Skip to contents

The GloVe pre-trained word vectors provide word embeddings created using varying numbers of tokens.

Usage

embedding_glove6b(
  dir = NULL,
  dimensions = c(50, 100, 200, 300),
  delete = FALSE,
  return_path = FALSE,
  clean = FALSE,
  manual_download = FALSE
)

embedding_glove27b(
  dir = NULL,
  dimensions = c(25, 50, 100, 200),
  delete = FALSE,
  return_path = FALSE,
  clean = FALSE,
  manual_download = FALSE
)

embedding_glove42b(
  dir = NULL,
  delete = FALSE,
  return_path = FALSE,
  clean = FALSE,
  manual_download = FALSE
)

embedding_glove840b(
  dir = NULL,
  delete = FALSE,
  return_path = FALSE,
  clean = FALSE,
  manual_download = FALSE
)

Arguments

dir

Character, path to directory where data will be stored.

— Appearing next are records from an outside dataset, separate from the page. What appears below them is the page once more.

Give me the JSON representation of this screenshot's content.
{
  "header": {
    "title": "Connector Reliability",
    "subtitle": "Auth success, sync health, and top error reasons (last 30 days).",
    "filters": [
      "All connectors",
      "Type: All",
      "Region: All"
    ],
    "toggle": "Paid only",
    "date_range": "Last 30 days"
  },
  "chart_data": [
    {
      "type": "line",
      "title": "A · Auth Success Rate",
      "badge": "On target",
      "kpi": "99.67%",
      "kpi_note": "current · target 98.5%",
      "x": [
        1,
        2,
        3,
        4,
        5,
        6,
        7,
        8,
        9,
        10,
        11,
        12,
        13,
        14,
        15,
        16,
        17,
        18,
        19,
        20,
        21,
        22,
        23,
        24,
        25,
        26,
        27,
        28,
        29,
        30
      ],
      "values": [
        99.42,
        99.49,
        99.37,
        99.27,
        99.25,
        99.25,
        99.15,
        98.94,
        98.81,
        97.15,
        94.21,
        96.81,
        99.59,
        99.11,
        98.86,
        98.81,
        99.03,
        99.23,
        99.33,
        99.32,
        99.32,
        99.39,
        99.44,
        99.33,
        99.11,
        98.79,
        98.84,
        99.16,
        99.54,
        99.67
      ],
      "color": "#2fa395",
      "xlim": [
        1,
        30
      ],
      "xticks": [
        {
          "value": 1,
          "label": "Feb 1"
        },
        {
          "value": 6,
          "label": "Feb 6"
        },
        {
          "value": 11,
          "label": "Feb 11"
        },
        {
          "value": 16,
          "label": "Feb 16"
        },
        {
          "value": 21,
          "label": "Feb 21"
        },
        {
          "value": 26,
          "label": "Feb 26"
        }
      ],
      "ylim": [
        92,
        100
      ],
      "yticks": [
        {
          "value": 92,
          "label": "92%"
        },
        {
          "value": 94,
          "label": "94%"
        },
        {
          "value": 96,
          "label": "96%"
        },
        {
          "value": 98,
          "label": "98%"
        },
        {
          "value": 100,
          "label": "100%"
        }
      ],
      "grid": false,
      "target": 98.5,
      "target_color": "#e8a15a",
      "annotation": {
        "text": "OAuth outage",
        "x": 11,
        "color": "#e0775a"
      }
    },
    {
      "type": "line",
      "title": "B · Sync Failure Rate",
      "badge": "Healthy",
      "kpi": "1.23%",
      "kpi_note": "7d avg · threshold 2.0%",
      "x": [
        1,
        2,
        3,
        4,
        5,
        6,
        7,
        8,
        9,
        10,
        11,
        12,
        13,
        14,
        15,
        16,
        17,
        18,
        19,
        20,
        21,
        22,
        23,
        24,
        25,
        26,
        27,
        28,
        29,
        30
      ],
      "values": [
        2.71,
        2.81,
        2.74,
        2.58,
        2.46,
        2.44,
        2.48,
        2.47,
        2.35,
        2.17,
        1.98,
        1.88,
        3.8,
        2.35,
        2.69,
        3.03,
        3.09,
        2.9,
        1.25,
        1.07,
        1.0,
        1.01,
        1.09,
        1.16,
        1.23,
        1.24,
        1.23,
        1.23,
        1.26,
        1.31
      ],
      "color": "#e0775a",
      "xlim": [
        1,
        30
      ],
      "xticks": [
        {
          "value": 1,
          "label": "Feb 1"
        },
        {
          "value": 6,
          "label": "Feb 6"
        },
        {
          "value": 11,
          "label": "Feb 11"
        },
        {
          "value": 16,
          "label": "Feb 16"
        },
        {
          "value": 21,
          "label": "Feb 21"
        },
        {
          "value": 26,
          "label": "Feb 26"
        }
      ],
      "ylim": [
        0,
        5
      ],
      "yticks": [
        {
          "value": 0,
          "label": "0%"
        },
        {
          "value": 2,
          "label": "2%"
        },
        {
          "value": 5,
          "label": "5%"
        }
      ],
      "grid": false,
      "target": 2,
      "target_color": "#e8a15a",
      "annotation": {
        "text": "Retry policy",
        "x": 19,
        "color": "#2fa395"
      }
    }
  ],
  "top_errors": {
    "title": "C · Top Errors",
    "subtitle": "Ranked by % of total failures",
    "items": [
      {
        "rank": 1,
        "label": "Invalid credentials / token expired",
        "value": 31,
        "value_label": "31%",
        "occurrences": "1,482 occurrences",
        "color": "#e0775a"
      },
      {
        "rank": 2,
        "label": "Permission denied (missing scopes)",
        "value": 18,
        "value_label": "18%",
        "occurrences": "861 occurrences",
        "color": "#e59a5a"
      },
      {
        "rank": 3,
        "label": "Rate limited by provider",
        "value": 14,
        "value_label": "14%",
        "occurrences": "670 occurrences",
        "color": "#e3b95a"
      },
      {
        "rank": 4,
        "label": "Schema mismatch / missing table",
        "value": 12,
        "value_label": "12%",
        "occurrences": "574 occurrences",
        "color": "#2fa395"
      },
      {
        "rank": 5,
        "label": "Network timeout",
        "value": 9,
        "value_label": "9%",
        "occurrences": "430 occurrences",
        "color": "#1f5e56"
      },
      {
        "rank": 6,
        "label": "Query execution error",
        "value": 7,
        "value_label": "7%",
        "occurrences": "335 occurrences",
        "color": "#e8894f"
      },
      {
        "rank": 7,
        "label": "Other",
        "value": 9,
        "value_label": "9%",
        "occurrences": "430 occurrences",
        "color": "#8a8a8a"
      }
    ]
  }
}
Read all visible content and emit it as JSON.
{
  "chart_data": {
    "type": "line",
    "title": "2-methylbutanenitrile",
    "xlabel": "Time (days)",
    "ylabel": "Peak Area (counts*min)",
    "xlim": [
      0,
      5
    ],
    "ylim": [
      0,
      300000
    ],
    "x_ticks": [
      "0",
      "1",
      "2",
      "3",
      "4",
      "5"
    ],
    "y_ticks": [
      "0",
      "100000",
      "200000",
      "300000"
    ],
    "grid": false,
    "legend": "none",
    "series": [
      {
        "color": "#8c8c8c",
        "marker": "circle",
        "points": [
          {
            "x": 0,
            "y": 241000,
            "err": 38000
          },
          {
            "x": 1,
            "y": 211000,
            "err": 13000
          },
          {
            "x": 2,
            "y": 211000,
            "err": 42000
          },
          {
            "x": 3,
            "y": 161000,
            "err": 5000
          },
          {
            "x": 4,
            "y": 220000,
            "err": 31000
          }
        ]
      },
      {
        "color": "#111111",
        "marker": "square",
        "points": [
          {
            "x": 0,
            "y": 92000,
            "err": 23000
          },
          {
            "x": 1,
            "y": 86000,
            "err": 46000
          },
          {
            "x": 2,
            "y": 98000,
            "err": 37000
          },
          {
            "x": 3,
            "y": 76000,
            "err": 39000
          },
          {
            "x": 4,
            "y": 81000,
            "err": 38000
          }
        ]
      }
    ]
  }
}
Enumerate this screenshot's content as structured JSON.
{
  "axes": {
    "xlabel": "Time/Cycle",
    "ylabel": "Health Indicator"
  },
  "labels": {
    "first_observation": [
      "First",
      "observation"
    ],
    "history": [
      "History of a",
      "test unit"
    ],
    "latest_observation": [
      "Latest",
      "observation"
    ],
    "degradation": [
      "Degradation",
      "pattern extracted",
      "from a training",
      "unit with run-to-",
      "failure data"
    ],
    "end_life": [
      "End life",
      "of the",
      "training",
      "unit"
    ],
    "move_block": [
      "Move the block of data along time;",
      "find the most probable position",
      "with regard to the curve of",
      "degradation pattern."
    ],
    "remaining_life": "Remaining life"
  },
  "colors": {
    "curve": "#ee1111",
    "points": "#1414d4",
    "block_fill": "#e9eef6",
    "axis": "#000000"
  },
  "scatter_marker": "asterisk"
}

If NULL, user_cache_dir will be used to determine path.

dimensions

A number indicating the number of vectors to include. One of 50, 100, 200, or 300 for glove6b, or one of 25, 50, 100, or 200 for glove27b.

delete

Logical, set TRUE to delete dataset.

return_path

Logical, set TRUE to return the path of the dataset.

clean

Logical, set TRUE to remove intermediate files. This can greatly reduce the size. Defaults to FALSE.

manual_download

Logical, set TRUE if you have manually downloaded the file and placed it in the folder designated by running this function with return_path = TRUE.

Value

A tibble with 400k, 1.9m, 2.2m, or 1.2m rows (one row for each unique token in the vocabulary) and the following variables:

token

An individual token (usually a word)

d1, d2, etc

The embeddings for that token.

Details

Citation info:

InProceedings{pennington2014glove,
author = {Jeffrey Pennington and Richard Socher and Christopher D.
Manning},
title = {GloVe: Global Vectors for Word Representation},
booktitle = {Empirical Methods in Natural Language Processing (EMNLP)},
year = 2014
pages = {1532-1543}
url = {http://www.aclweb.org/anthology/D14-1162}
}

References

Jeffrey Pennington, Richard Socher, and Christopher D. Manning. 2014. GloVe: Global Vectors for Word Representation.

Examples

if (FALSE) {
embedding_glove6b(dimensions = 50)

# Custom directory
embedding_glove42b(dir = "data/")

# Deleting dataset
embedding_glove6b(delete = TRUE, dimensions = 300)

# Returning filepath of data
embedding_glove840b(return_path = TRUE)
}